Chicago Mayor Richard Daley and former Olympic diving champion Greg Louganis met them at that site.

From there they went to the McCormick Place convention center, which would be the site of 11 Olympic and eight Paralympic events.

The huge lakefront facility would also be the international broadcast center.

Chicago 2016 organizers said they wanted to show how close thev enues would be to each other, as well as to Chicago's other cultural attractions. They said 90 percent of the athletes would be able to train and compete within 15 minutes of the Olympic Village.

Sunday's circuit from Monroe Harbor, where some of the rowing events would take place, past Soldier Field (soccer) and on to McCormick Place was designed to drive home that point.

Later, as the sun peeked briefly through threatening clouds, the delegation visited Washington Park on the South Side, where the main Olympic Stadium would be built.
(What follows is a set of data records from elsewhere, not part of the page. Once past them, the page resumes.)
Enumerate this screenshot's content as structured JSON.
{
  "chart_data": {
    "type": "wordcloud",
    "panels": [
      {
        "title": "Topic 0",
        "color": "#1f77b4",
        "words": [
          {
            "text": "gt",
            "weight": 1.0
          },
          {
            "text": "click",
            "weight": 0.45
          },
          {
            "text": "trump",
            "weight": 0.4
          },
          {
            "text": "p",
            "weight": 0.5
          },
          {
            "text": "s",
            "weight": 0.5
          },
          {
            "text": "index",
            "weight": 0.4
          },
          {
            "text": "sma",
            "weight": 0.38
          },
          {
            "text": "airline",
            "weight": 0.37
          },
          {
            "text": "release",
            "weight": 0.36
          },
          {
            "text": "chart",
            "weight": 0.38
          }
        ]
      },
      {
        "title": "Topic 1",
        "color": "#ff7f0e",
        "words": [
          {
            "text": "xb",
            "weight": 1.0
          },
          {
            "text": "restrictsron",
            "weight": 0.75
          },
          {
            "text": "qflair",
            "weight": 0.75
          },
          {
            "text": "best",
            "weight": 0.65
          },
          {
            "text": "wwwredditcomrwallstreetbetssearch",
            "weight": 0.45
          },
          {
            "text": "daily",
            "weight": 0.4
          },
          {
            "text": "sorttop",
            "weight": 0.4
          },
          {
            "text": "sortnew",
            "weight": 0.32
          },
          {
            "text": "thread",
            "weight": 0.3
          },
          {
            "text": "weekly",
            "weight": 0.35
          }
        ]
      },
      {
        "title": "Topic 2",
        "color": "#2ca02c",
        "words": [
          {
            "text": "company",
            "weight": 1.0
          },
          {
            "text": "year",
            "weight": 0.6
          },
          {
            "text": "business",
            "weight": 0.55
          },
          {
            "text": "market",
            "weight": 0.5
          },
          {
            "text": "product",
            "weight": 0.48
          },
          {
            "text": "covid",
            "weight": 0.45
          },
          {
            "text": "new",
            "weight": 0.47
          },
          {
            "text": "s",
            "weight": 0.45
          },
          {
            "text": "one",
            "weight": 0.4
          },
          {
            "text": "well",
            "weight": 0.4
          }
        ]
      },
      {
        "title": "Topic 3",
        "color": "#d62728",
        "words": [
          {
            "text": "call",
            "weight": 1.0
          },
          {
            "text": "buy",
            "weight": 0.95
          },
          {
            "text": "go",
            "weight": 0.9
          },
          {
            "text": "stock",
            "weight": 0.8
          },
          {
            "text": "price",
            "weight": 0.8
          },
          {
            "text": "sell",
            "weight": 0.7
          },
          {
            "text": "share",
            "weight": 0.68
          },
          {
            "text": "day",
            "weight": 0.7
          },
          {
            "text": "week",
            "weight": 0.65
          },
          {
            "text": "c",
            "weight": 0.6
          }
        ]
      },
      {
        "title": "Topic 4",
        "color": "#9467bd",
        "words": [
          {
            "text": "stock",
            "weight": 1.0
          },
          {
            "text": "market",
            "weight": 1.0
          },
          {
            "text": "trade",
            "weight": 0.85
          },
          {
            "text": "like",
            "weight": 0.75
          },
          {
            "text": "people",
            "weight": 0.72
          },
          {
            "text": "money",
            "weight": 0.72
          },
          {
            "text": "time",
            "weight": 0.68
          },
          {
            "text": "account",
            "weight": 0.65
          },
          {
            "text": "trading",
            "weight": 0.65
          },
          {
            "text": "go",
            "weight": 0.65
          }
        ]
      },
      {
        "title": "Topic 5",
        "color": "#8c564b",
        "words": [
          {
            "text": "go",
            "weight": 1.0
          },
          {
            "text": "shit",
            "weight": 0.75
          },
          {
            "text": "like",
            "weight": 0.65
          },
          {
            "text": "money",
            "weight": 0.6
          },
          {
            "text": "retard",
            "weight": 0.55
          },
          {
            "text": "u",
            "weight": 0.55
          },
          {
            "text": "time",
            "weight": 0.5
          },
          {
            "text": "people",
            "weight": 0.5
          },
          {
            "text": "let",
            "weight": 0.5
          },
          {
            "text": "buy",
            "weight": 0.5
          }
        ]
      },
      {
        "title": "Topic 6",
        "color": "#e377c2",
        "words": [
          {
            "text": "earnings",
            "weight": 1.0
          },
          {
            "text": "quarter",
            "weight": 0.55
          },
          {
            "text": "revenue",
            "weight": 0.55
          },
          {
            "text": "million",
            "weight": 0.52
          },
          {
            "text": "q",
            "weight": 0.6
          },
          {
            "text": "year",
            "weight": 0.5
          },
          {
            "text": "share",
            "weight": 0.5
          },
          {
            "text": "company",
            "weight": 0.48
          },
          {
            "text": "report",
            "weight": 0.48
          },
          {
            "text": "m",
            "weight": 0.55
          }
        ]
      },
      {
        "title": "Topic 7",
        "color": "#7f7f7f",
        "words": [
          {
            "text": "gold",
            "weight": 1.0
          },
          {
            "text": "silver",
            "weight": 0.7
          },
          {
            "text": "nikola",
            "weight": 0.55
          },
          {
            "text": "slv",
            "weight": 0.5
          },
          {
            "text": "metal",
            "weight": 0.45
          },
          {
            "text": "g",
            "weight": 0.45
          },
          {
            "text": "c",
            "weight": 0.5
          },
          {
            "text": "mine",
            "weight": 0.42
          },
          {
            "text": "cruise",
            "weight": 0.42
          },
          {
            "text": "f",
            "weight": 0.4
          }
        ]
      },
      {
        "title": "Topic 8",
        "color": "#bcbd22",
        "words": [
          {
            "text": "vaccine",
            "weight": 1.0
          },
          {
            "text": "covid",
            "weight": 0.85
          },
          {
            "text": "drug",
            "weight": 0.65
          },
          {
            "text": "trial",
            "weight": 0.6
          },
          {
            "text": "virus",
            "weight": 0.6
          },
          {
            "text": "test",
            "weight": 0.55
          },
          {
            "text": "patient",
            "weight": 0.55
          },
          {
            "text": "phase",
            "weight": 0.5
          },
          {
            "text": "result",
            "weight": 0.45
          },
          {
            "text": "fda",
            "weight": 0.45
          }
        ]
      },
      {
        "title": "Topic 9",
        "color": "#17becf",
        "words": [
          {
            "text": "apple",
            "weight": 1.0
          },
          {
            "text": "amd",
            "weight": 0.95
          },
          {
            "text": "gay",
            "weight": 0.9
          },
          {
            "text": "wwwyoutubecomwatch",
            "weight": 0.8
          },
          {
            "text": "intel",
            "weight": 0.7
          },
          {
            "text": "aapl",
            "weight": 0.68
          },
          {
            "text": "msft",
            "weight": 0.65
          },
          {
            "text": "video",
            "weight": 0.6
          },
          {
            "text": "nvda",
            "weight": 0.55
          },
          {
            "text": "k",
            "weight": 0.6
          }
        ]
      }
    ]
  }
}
To show the outline of the proposed stadium, 205 volunteers held up flags for each of the Olympic nations around its perimeter.

Although demonstrators opposed to the games had threatened to set up a tent city of the homeless in Washington Park to coincide with the visit, no tents were visible from where the IOC members stood.

By the end of the day, the IOC will have stopped at 12 Olympic sites, including the northernmost venue -- the proposed site of the tennis stadium in Lincoln Park.